My time in Canada feels oddly free-floating, because there is no looming cap on it. I feel no distant tug of a wide network of obligation pulling me or moving in like a mental storm cloud, and that is new indeed.

I am not yet homesick. It’s been four weeks, so an early onset was an unlikely prospect anyway — but I expect to eventually feel the pull of home. I’ve started to collect and hoard materials to presumably help steer me through any difficult bouts. At the Vancouver Writers’ Festival recently, I went to a session called ‘Dystopian Dreams’ and met Australian author, Charlotte Wood. She graciously signed a copy of her book, The Natural Way of Things, for me. The first sentence in the book is “So there were kookaburras here”. It’s set in outback Australia. I’ve not read it but I’ve gulped down a few slices of her crackling prose, when I then decided I wouldn’t read it until I craved some visceral immersion into my familiar landscape.

Listening to the Australian twang of The Rubens vocalist Sam Margin fills me with a mild sense of companionship, and gets me thinking about how I might turn to music for solace, as I so often have and do in my life.

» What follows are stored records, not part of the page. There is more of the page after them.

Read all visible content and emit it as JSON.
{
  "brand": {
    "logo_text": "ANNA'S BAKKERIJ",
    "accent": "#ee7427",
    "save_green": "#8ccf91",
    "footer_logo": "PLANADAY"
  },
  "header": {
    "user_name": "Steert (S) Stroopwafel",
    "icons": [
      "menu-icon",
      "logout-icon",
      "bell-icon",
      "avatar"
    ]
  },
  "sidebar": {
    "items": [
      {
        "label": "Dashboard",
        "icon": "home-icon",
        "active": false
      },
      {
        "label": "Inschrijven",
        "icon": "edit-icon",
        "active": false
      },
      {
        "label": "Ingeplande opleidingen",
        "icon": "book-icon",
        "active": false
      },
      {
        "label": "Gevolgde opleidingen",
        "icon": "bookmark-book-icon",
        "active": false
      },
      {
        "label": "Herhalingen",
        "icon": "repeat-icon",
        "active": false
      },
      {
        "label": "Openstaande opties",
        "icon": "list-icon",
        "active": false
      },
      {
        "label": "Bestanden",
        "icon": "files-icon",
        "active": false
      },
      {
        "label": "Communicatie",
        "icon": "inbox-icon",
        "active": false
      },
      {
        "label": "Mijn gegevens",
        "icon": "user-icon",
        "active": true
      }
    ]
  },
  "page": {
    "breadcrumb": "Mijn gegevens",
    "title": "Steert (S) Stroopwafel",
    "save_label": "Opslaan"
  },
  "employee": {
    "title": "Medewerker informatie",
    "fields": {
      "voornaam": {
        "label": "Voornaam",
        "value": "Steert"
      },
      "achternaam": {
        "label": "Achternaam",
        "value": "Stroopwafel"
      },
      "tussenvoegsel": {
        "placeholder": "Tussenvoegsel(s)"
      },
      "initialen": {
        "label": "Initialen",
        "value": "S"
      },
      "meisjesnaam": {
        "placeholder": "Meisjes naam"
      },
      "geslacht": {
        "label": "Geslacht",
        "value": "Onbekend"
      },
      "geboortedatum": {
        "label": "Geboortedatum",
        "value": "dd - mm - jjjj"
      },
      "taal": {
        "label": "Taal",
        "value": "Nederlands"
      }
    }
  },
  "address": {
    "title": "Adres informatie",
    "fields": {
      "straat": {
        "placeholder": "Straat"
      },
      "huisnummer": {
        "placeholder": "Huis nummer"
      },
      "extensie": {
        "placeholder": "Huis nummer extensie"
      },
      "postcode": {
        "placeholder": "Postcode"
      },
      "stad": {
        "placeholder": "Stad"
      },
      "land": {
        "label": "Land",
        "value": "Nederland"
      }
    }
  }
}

What happens when we miss something? What does that process involve? So many times, missing something has turned out to be a simultaneous attempt to depart an uncomfortable feeling in pursuit of a nurturing one. I have often missed the idea of something — or I’ve ‘missed’ an edited, sanitized, romanticized and perfected version — be it an experience, or person, or time period, or place. When really I should bleach the rose-colored retrospective lens.

When I’m deep in the throes of nostalgia, I’m often seeking a resolution to the nuances of the human condition, items of resolvable properties. Some things, I’m certain, should remain unresolved. If every wound healed, what does that capability for closure say about the significance of the person, or experience, or place? Does it say anything? Maybe we’d prefer some things maintain their rawness.

Any anticipation of homesickness seems a stretch, right now. Given I’m on the other side of the world, in British Columbia — daily circumscribed and humbled by towering granite rock faces, and the most majestic, swollen peaks that both conceal the sun and illuminate its shine, reflected by the bright white snow caps. I feel energized by the landscape here; it’s very grounding, and in my quieter moments I absorb a kind of stillness from it.

I’ve no doubt at all that one day I’ll be walking, turn and desperately wish I was being confronted by these mountains. I’ll miss them.